Orange already sells mobile service in countries across Africa, but now it plans to try its hand at selling another essential service to people on that continent: electricity. Orange has partnered with fellow French company Engie to build out power infrastructure in sub-Saharan Africa and even jointly sell solar energy and small-scale electrical grid equipment directly to its mobile customers in rural areas.
The electricity business may seem an odd venture for one of the world’s biggest multinational operators, but it has every interest in ensuring Africa has access to reliable power. After all, its customers can’t make phone calls if their phones’ batteries are dead. Orange and Engie estimated that 90 percent of the rural population of sub-Sahara Africa had no access to the electricity grid, so there certainly isn’t lack of potential customers. And Orange already has the billing infrastructure in place. It plans to use its mobile cash transaction service, Orange Money, for payments.

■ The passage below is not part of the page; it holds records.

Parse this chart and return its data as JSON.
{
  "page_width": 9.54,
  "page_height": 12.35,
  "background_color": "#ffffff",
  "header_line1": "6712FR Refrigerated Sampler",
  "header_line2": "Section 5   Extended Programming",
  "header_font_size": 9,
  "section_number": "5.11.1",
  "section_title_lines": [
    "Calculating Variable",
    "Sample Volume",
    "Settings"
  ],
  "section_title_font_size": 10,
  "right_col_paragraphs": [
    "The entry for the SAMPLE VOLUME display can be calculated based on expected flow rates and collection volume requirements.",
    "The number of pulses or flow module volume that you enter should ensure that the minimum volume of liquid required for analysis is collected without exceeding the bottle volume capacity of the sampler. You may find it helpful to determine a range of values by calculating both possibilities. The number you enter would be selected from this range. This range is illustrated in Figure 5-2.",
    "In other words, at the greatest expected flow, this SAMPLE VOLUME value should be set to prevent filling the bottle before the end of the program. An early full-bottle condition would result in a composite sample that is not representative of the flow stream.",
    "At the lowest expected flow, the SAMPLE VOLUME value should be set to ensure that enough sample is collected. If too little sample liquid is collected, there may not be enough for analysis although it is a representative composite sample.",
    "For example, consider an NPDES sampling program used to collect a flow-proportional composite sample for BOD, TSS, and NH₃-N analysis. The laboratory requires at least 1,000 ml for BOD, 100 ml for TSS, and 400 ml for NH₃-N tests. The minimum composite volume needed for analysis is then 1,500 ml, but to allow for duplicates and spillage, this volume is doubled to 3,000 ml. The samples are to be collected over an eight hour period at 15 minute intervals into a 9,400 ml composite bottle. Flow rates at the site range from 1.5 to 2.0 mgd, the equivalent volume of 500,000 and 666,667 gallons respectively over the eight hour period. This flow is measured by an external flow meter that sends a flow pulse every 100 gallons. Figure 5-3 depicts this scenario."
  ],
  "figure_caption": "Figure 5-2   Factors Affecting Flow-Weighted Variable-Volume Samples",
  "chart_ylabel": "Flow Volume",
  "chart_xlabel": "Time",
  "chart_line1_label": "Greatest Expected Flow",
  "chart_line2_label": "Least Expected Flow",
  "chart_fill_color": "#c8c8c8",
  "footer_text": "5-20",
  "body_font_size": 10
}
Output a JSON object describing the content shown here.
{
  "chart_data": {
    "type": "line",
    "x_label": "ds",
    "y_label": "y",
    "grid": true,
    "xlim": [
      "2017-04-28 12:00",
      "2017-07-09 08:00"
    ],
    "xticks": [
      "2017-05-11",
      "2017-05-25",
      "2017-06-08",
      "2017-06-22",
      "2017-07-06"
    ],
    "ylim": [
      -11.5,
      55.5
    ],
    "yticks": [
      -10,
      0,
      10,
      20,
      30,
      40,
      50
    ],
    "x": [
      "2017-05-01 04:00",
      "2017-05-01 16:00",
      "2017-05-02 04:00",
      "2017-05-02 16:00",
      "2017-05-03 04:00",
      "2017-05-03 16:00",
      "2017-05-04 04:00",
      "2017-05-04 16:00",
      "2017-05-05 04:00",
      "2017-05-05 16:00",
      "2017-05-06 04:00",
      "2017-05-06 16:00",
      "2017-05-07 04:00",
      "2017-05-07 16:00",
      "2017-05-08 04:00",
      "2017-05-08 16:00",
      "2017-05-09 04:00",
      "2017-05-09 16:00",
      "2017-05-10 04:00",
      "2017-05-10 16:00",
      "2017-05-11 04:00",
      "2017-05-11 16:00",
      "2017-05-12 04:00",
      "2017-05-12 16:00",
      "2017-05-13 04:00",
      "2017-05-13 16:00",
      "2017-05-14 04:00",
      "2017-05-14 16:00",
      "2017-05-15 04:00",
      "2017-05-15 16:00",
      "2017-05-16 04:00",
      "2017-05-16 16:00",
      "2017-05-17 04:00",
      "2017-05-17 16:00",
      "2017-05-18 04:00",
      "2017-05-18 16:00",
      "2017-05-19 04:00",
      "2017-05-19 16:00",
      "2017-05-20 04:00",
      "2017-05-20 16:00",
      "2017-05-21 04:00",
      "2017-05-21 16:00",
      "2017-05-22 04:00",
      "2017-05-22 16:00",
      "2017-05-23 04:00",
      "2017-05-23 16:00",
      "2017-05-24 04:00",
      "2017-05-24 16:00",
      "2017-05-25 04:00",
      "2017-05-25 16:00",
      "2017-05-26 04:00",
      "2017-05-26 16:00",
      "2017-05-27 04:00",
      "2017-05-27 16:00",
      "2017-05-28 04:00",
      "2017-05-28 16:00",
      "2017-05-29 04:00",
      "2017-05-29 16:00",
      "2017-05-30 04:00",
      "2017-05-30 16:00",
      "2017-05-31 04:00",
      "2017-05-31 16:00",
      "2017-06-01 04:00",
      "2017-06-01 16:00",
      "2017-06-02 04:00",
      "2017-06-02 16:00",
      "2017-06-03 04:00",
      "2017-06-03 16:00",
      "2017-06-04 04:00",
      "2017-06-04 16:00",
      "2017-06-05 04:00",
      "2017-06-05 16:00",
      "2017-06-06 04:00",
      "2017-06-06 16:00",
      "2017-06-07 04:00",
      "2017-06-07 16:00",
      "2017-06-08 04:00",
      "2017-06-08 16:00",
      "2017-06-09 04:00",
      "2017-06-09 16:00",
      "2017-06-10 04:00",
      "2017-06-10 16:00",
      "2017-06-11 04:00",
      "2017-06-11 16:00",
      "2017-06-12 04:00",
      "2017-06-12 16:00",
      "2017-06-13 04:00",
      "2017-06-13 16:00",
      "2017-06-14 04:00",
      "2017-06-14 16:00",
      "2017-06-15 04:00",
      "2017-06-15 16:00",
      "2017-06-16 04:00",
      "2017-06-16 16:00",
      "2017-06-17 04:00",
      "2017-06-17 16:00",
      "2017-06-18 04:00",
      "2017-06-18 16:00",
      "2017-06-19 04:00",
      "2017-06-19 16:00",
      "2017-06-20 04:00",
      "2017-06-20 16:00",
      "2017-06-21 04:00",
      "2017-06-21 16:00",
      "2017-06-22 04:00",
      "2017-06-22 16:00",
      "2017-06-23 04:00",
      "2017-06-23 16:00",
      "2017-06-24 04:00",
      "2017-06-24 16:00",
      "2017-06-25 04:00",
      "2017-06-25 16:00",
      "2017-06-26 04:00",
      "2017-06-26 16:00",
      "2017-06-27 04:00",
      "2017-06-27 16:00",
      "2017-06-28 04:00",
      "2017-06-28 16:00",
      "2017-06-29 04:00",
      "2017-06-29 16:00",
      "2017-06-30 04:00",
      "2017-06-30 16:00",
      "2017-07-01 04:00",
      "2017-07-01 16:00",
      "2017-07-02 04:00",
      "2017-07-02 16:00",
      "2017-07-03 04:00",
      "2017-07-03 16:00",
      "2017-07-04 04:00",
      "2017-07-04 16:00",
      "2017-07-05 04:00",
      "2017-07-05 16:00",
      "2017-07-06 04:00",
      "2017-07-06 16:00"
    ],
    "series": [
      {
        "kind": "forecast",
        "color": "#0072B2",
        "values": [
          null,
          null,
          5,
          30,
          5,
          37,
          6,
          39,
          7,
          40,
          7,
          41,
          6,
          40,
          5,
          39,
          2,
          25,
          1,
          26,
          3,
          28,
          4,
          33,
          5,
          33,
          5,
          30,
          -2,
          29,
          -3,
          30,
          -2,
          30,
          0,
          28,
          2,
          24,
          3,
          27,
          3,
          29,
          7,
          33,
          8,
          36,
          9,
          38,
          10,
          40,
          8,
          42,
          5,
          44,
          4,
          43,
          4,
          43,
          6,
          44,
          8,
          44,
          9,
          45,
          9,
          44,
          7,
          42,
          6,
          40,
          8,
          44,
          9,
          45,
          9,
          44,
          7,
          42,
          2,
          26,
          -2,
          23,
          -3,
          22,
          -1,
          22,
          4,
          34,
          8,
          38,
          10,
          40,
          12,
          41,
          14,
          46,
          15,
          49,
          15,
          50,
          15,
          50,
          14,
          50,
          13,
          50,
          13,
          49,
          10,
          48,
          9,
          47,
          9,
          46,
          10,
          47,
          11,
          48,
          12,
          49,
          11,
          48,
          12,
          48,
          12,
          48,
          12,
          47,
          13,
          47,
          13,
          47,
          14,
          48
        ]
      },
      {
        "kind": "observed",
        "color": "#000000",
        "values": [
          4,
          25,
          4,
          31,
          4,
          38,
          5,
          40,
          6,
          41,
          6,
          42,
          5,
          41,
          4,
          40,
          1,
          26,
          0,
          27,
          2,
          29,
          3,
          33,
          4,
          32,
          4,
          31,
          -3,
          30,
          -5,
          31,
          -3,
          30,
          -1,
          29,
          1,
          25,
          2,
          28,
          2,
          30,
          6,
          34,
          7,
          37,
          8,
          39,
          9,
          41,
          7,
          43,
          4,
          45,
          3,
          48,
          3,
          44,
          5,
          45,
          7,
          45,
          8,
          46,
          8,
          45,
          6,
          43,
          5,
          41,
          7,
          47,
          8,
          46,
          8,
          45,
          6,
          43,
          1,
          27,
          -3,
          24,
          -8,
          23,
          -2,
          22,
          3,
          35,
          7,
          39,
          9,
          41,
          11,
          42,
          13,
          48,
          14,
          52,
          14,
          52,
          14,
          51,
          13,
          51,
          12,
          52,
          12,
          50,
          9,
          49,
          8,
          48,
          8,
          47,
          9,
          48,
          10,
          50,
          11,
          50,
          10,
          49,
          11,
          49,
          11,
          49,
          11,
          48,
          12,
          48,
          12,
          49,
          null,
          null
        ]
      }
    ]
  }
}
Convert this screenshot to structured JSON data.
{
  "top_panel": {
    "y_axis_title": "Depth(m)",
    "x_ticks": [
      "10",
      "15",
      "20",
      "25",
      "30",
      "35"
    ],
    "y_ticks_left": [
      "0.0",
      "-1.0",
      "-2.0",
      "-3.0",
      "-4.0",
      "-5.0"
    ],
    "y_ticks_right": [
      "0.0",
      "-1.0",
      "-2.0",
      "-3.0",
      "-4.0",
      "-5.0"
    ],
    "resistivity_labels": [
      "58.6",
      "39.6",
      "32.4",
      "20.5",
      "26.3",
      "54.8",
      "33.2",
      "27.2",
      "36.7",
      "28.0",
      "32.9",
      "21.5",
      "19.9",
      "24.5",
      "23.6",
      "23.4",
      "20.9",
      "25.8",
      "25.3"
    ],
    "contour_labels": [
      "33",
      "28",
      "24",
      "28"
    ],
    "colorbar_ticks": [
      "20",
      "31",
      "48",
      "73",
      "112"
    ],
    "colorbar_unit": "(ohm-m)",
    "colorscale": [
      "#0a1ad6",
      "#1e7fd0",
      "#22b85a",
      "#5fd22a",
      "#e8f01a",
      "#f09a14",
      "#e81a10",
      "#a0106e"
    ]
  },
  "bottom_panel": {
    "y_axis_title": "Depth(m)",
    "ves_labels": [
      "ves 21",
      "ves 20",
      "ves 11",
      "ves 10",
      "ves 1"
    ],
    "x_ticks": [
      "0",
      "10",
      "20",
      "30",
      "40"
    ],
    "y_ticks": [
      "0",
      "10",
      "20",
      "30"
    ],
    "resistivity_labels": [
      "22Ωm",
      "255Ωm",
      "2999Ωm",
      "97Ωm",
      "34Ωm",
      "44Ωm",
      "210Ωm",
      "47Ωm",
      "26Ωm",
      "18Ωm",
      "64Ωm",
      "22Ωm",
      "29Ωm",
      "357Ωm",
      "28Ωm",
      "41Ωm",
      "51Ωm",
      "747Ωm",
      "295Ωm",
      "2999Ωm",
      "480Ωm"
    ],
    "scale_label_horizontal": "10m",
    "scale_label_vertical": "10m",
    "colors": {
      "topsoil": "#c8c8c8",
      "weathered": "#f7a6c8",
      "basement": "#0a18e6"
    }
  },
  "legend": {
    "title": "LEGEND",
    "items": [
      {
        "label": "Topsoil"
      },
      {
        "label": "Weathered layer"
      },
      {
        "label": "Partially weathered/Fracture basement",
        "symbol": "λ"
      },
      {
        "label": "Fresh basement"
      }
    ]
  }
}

But Orange sees another benefit to its Engie partnership as well. Engie aims to become a major player in Africa’s energy infrastructure development, and Orange hopes to tap that grid for its own network use. Just as its customers can’t make calls with charged batteries, its cell towers can’t connect those phones without a consistent power source.
And just as Engie sees Africa as a big opportunity for energy development, Orange sees its vast potential as a telecom market. AfricaCom took place in Cape Town last month, a big event highlighting Africa’s big ambitions to become a mobile telecommunications hotbed rivaling Europe.